Dunster Village

Dunster Yarn Market

Dunster Yarn Market

Dunster Yarn Market

Dunster Yarn Market was built in the early 17th Century and is now designated as a Grade I listed building and scheduled monument. The Yarn Market is an octagonal building which is constructed around a central pier.

Dunster village was an important market place during the middle ages mainly after the construction of Dunster Castle and the Priory Church of St George Church, Dunster. It is estimated that the market was built around 1609 by the Luttrell family who at the time wanted to maintain the importance of Dunster Village as a market for trading wool and cloth.

By the 16th and 17th centuries the demand had shifted from raw wool to finished cloth. Since Dunster cloth was woven in nearby mills, the village remained prosperous, as the building of the Yarn Market shows.

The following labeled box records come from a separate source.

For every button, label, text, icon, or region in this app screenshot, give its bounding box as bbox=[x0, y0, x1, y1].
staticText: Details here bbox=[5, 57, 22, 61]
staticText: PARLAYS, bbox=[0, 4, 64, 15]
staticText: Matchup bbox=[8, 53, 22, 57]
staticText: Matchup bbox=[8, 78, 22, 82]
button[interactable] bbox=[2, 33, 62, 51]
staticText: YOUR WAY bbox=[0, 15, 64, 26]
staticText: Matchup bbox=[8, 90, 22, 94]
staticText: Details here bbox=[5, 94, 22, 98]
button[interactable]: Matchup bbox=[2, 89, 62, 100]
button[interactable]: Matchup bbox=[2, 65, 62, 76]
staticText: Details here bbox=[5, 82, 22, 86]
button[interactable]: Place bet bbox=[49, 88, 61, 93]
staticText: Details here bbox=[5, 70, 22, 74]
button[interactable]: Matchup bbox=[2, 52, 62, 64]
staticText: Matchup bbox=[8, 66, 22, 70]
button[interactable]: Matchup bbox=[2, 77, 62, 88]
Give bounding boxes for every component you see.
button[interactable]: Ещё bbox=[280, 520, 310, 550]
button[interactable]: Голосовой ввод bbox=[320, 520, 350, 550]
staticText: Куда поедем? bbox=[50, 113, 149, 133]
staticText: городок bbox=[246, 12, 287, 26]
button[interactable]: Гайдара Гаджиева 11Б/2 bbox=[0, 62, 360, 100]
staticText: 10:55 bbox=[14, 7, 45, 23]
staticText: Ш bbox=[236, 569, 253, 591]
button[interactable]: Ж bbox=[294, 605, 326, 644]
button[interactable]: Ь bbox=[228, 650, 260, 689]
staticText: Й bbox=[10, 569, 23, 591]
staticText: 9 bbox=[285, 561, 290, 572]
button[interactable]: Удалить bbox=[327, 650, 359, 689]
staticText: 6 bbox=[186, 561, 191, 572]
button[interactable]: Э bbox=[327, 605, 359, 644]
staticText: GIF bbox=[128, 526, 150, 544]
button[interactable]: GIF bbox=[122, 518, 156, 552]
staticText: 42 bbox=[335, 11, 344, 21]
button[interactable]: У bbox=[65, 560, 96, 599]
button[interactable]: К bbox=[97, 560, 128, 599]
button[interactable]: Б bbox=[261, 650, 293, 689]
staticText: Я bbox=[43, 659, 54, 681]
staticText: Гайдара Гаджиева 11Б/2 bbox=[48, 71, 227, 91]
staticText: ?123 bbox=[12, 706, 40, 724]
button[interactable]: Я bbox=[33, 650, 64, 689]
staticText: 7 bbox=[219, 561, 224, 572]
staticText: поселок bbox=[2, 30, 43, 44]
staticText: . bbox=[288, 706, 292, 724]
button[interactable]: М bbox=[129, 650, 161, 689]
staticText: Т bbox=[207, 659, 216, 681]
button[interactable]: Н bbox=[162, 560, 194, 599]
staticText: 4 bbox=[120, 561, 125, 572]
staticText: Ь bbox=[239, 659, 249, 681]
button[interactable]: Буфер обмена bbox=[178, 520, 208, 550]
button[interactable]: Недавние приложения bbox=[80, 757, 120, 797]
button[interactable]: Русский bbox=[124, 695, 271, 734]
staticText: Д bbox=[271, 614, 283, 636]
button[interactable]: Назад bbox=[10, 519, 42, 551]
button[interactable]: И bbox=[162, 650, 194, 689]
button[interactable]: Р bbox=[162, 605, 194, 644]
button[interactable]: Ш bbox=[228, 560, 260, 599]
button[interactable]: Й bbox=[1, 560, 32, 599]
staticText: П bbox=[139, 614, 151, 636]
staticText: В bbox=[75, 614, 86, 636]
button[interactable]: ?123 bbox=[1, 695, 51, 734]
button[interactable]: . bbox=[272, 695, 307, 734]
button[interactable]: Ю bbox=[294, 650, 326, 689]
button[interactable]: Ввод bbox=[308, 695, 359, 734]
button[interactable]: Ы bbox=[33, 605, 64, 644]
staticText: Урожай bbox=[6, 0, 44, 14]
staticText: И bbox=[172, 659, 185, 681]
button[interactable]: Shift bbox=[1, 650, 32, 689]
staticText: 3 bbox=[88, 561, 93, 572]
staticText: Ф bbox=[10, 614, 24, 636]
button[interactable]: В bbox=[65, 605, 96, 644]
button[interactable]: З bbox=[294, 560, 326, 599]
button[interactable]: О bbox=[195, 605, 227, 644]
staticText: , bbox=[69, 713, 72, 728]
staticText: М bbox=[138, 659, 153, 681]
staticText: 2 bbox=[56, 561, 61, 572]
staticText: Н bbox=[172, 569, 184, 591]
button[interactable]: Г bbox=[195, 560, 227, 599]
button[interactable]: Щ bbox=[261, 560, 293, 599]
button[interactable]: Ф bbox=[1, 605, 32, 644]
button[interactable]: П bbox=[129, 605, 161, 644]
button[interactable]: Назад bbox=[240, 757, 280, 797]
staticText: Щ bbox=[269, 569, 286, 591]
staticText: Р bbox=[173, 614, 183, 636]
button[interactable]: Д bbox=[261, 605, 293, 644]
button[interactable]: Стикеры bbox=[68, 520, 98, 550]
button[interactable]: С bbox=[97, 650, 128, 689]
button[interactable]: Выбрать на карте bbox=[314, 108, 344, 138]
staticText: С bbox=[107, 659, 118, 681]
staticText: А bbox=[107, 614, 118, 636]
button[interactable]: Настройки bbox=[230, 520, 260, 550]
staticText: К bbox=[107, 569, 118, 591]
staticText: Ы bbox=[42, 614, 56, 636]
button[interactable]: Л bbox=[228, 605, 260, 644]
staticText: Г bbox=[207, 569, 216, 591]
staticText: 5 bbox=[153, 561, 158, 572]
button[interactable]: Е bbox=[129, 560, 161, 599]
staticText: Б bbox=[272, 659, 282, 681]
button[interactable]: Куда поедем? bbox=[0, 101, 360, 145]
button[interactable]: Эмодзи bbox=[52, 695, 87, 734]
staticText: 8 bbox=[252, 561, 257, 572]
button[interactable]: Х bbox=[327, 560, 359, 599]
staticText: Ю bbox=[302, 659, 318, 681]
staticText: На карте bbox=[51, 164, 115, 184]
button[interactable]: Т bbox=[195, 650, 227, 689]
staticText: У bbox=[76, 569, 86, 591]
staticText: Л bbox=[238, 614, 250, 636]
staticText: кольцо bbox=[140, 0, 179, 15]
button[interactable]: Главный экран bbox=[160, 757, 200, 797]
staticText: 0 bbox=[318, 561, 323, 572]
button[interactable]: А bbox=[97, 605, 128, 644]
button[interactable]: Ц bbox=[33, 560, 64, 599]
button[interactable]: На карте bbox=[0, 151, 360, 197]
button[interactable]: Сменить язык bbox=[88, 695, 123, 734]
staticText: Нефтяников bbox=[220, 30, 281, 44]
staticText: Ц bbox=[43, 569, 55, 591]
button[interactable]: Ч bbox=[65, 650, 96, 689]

Before it was built, most of the buying and selling would have been done in the open air, but the English weather being what it is, there must have been occasions when trading was halted by wind or rain. Sellers might also have been worried about the security of their goods and The Yarn Market was a permanent solution to all these problems.

One of the Yarn Market roof beam bears the damage which was caused by cannon fire in the Civil War and the tiled roof provides shelter from the rain.

The Yarn Market is under the guardianship of English Heritage but it is managed by the National Trust.